Son déclic à lui, il l’a eu en 1976, à Madagascar, chez le père Pedro, qui est resté un ami. « Son village n’était qu’un projet à l’époque, mais déjà il impressionnait par sa volonté d’y arriver. » Il y retourne quelques années plus tard, avec sa femme et ses deux premiers enfants, en tant que médecin, cette fois. « J’étais basé à l’hôpital militaire de la capitale, Tananarive. Nous étions deux pédiatres, il n’y avait rien et nous devions soigner avec les moyens du bord des enfants qui mouraient en nombre. » Décalage abyssal entre les gestes appris en France et les piètres moyens disponibles sur l’île. Le jeune interne ne peut plus se cacher derrière le paravent de la technique et des examens. « J’ai compris que mon rôle de soignant, c’était aussi d’accompagner les enfants jusqu’à la mort, ainsi que leur famille dans le deuil. » Aujourd’hui, il sait combien les heures qui entourent la mort d’un patient sont un temps précieux où peut se vivre l’essentiel, à condition d’être aidé et accompagné.

La pause nécessaire

Régulièrement, celui qui se définit comme un « catho humaniste » s’offre une pause de silence à Taizé, « un repère depuis 30 ans ». Avec sa femme, dentiste spécialisée dans les soins aux personnes handicapées et ancienne responsable d’aumônerie, il a assuré les premiers secours lors des grands rassemblements de jeunes organisés par la communauté œcuménique. L’an dernier, ils ont rejoint la Mission de France et son réseau santé, grâce à un ami prêtre-ouvrier. « J’aime cette Église qui ose aller vers le monde, vers ceux qui sont loin d’elle et se laisse interpeller par eux. L’éthique, cela ne peut pas être un message normatif qui s’assène de haut, sans parvenir d’ailleurs à se faire entendre. C’est d’abord un partage d’expériences, un dialogue au plus près des autres, au cœur de l’humain. Le plus humain des humains, c’est le Christ, non ? Pourquoi avoir peur de faire comme lui ? »

La quête de sens au coeur de la vie 

La philosophie est venue naturellement, comme le prolongement évident de cette quête de sens. « Quand j’ai dit que je voulais préparer un master, puis un doctorat de philo, mes proches n’y ont pas cru », se souvient-il en riant. Sa thèse, développée dans un livre paru l’hiver dernier (Comment penser l’homme, éditons de l’Atelier), est tout entière traversée par son expérience de médecin aux frontières de la vie, de la mort et du handicap. Pour lui, l’humanité ne découle pas de la raison, mais bien du regard d’autrui. « Quand une personne, qu’elle soit âgée ou handicapée, dit que sa vie n’a plus de sens, il y a plus à faire le procès de l’indifférence qui règne autour d’elle que celui de la nature », affirme celui qui fustige le libéralisme ambiant, « profondément utilitariste »... « Avec son culte de la performance et son rejet de l’autre quand il est différent, notre société a 18 mois d’âge mental, elle est au stade de la toute-puissance, de la mégalomanie infantile. » 
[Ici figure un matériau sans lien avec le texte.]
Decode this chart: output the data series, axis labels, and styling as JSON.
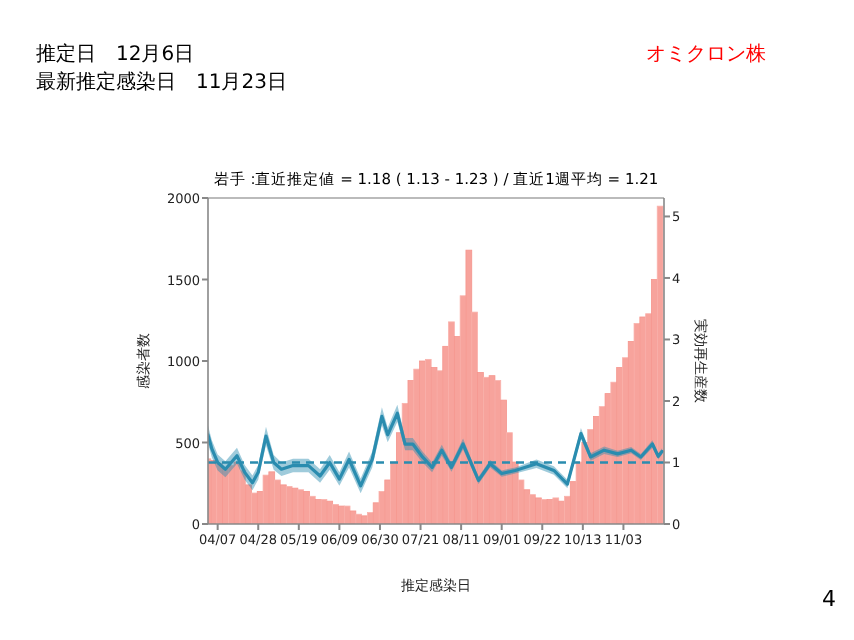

Au traditionnel “j’ai le droit, c’est mon choix”, ils opposaient des principes fondamentaux, comme la gratuité du corps humain ou le respect de l’enfant. » Alain de Broca en est persuadé : l’expérience de ces débats citoyens pourrait être généralisée à d’autres sujets. Comme la politique, par exemple. Un prochain sixième mi-temps peut-être ?

Une éthique de vie

1956 Naissance à Rabat (Maroc).
1973 Premier séjour à Taizé. 
1976 Premier voyage à Madagascar dans la mission du père Pedro.
1980 Découvre la neurologie pédiatrique avec le Pr Michel Arthuis.
1983-84 Pédiatre à l’hôpital d’Antananarivo (Madagascar) comme volontaire du service national. 
1987 Responsable du centre de prévention de la mort subite du nourrisson.
2003 Coordonnateur de l’Espace éthique de Picardie, où il organise une réflexion avec les professionnels de la santé.
2006 Entrée dans la communauté Mission de France.